人種差別根絶の象徴“監獄島”でFIFA理事会
国際サッカー連盟(FIFA)が3日、理事会を開いた南アフリカ・ケープタウン沖のロベン島はアパルトヘイト(人種隔離)時代、マンデラ前大統領やズマ現大統領ら3千人以上の政治囚が収容された「監獄島」だった。現在も当時の建物が残存する。
人種差別根絶との戦いを象徴する地だ。FIFAはサッカー界で深刻化している人種差別の撤廃運動に取り組んでおり、ブラッター会長は「きょうは特別な日だ」と感慨深げに話した。

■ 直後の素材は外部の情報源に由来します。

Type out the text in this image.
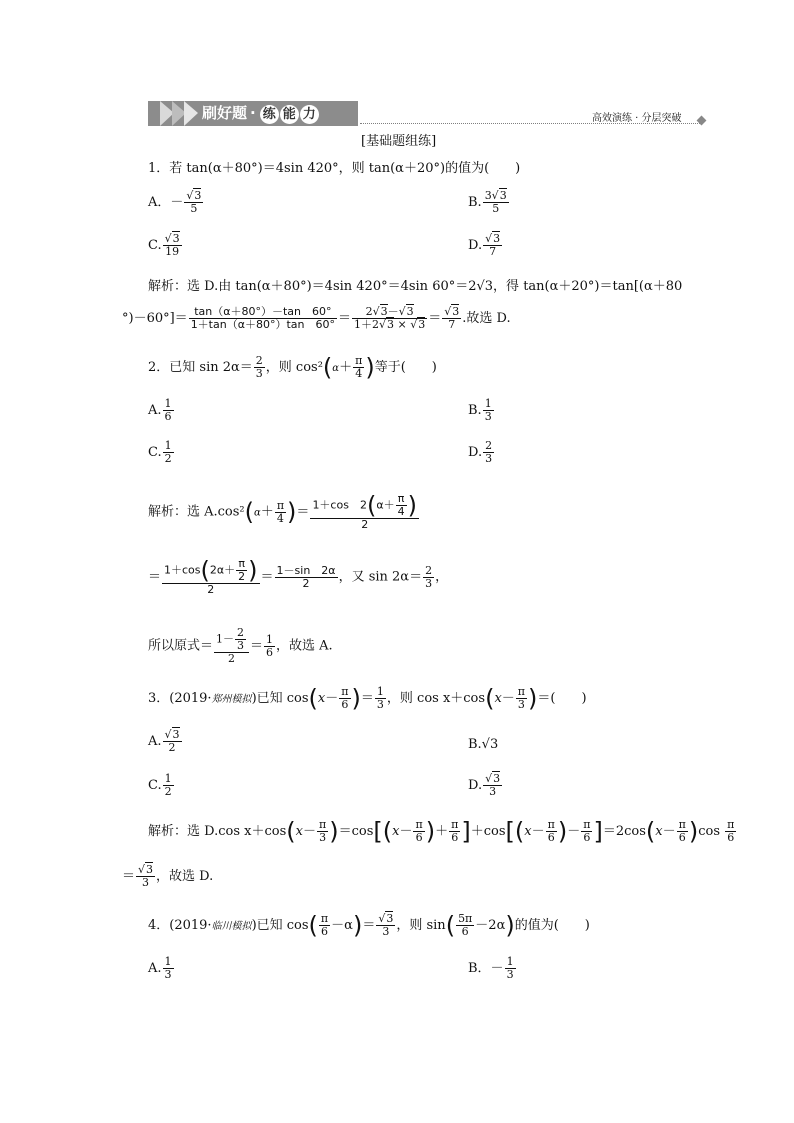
刷好题 · 练 能 力	高效演练 · 分层突破
[基础题组练]
1．若 tan(α＋80°)＝4sin 420°，则 tan(α＋20°)的值为(　　)
A．－ $\frac{√3}{5}$	B. $\frac{3√3}{5}$
C. $\frac{√3}{19}$	D. $\frac{√3}{7}$
解析：选 D.由 tan(α＋80°)＝4sin 420°＝4sin 60°＝2√3，得 tan(α＋20°)＝tan[(α＋80
$^\circ)-60^\circ]= \frac{\tan(\alpha+80^\circ)-\tan 60^\circ}{1+\tan(\alpha+80^\circ)\tan 60^\circ} = \frac{2√3-√3}{1+2√3 \times √3} = \frac{√3}{7}$ .故选 D.
2．已知 $\sin 2\alpha= \frac{2}{3}$ ，则 $\cos^2(\alpha+ \frac{\pi}{4}$ )等于(　　)
A. $\frac{1}{6}$	B. $\frac{1}{3}$
C. $\frac{1}{2}$	D. $\frac{2}{3}$
解析：选 $A.\cos^2(\alpha+ \frac{\pi}{4}$ )＝ $\frac{1+\cos 2(\alpha+ \frac{\pi}{4} )}{2}$
＝ $\frac{1+\cos(2\alpha+ \frac{\pi}{2} )}{2} = \frac{1-\sin 2\alpha}{2}$ ，又 $\sin 2\alpha= \frac{2}{3}$ ，
所以原式＝ $\frac{1- \frac{2}{3}}{2} = \frac{1}{6}$ ，故选 A.
3．(2019·郑州模拟)已知 $\cos(x- \frac{\pi}{6}$ )＝ $\frac{1}{3}$ ，则 $\cos x+\cos(x- \frac{\pi}{3}$ )＝(　　)
A. $\frac{√3}{2}$	B.√3
C. $\frac{1}{2}$	D. $\frac{√3}{3}$
解析：选 D.cos $x+\cos(x- \frac{\pi}{3} )=\cos[(x- \frac{\pi}{6}$ )＋ $\frac{\pi}{6} ]+\cos[(x- \frac{\pi}{6}$ )－ $\frac{\pi}{6} ]=2\cos(x- \frac{\pi}{6} )\cos \frac{\pi}{6}$
＝ $\frac{√3}{3}$ ，故选 D.
4．(2019·临川模拟)已知 $\cos( \frac{\pi}{6} -\alpha)= \frac{√3}{3}$ ，则 $\sin( \frac{5\pi}{6} -2\alpha)$的值为(　　)
A. $\frac{1}{3}$	B．－ $\frac{1}{3}$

ロベン島ではかつて、囚人らが看守の目を盗み、紙やぼろ切れを丸めてひもで結んだボールでサッカーに興じ、獄内の厳しい生活を紛らわせていた。1965年にサッカーをすることが認められ、69年には「マカナ・サッカー協会」が発足。ズマ大統領は主審を務めたこともあるという。FIFAは2007年7月に既に存在していなかった同協会を“名誉メンバー”として承認した経緯もある。
南ア組織委メンバーで、自身もかつてロベン島に収容された経験を持つトーキョー・セクスワレ氏は「われわれはここで自由のために闘った。昔は公平さと無縁だったこの地からフェアプレー精神の大事さを訴えたい」と話した。